Watch Fariborz Pooya's new weekly TV programme called
Secular Society. In this week's programme, he interviews Hamid Taqvaee on the role of state in a secular society and the question of neutrality of state towards religion and Maryam Namazie on the comments made by Bishop of Rochester, Nazir Ali, on the question of ‘no go areas’ in Britain.
3 comments:
Hello,
I agree with your views in general but I would like to make a contribution with overstepping the mark.
You implied that you are not completely content with conventional secularism (separation of church and state) by positing it as the minimum solution. Then you put forward direct intervention of state as the “real secularism”: “state cannot be natural to religion… it needs to be regulated… it needs to be controlled… it needs to be taxed”.
I think the major paradox of secularism is that it demands from the religious society to give up their illusions about the world in the political field. This is a very feasible solution as long as the society is free of contradictions… i.e. only if there was no other religion, gays, women, laborers, etc, etc. Even it was a “real secularism”, regulation of religious field by state, the subjectivity of statesmen overrides the quality of secularism to be promoted as real. So, even the “real secularism” is a derivative of minimum solution.
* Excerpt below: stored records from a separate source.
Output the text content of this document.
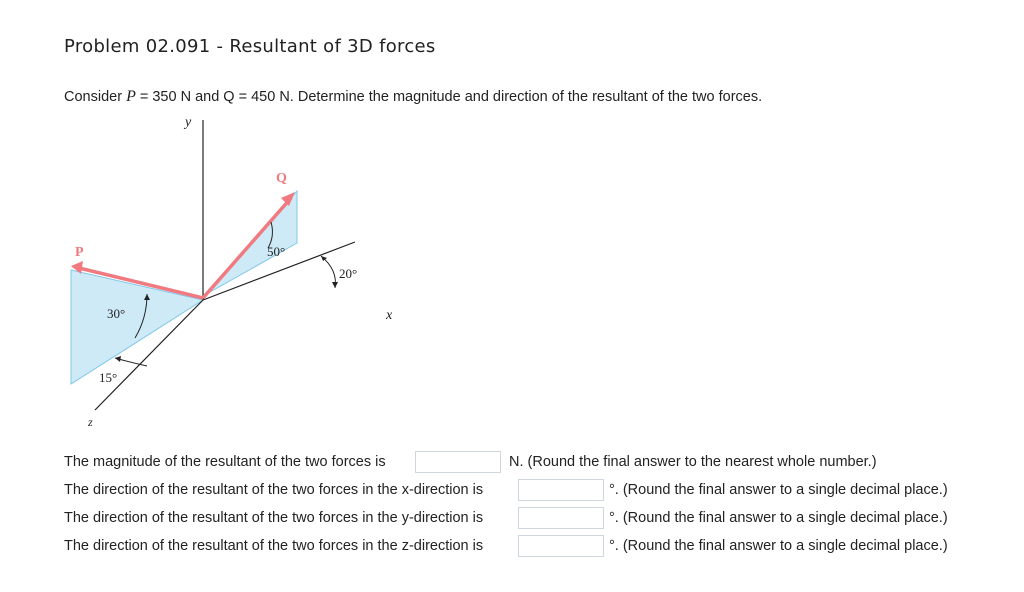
Problem 02.091 - Resultant of 3D forces
Consider P = 350 N and Q = 450 N. Determine the magnitude and direction of the resultant of the two forces.
y
x
z
Q
P	50°
20°
30°
15°
The magnitude of the resultant of the two forces is	N. (Round the final answer to the nearest whole number.)
The direction of the resultant of the two forces in the x-direction is	°. (Round the final answer to a single decimal place.)
The direction of the resultant of the two forces in the y-direction is	°. (Round the final answer to a single decimal place.)
The direction of the resultant of the two forces in the z-direction is	°. (Round the final answer to a single decimal place.)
In the sense of state neutrality to religion the real solution is, I am very serious, Atheism. I know it sounds strange (and there is a misunderstanding that Marx criticized both religion and Atheism at the same degree) but only Atheism could ensure the neutrality of “state”. So let me set up a dialectical formula (!): secularism is the abstract negation of Christianity in political field, Atheism is the concrete negation of both religion and secularism, socialism is the complete establishment of social objectivity as there is no need for Atheism to solve the contradictions.
Best Regards,
Name me one area that Islamic extremists have turned into a no-go area for people of a different faith or race?
I wrote a comment about this episode on my blog - and frankly I think the Bishop is talking nonsense.
I like Mehmet Çagatay's comments. I never thought that way before.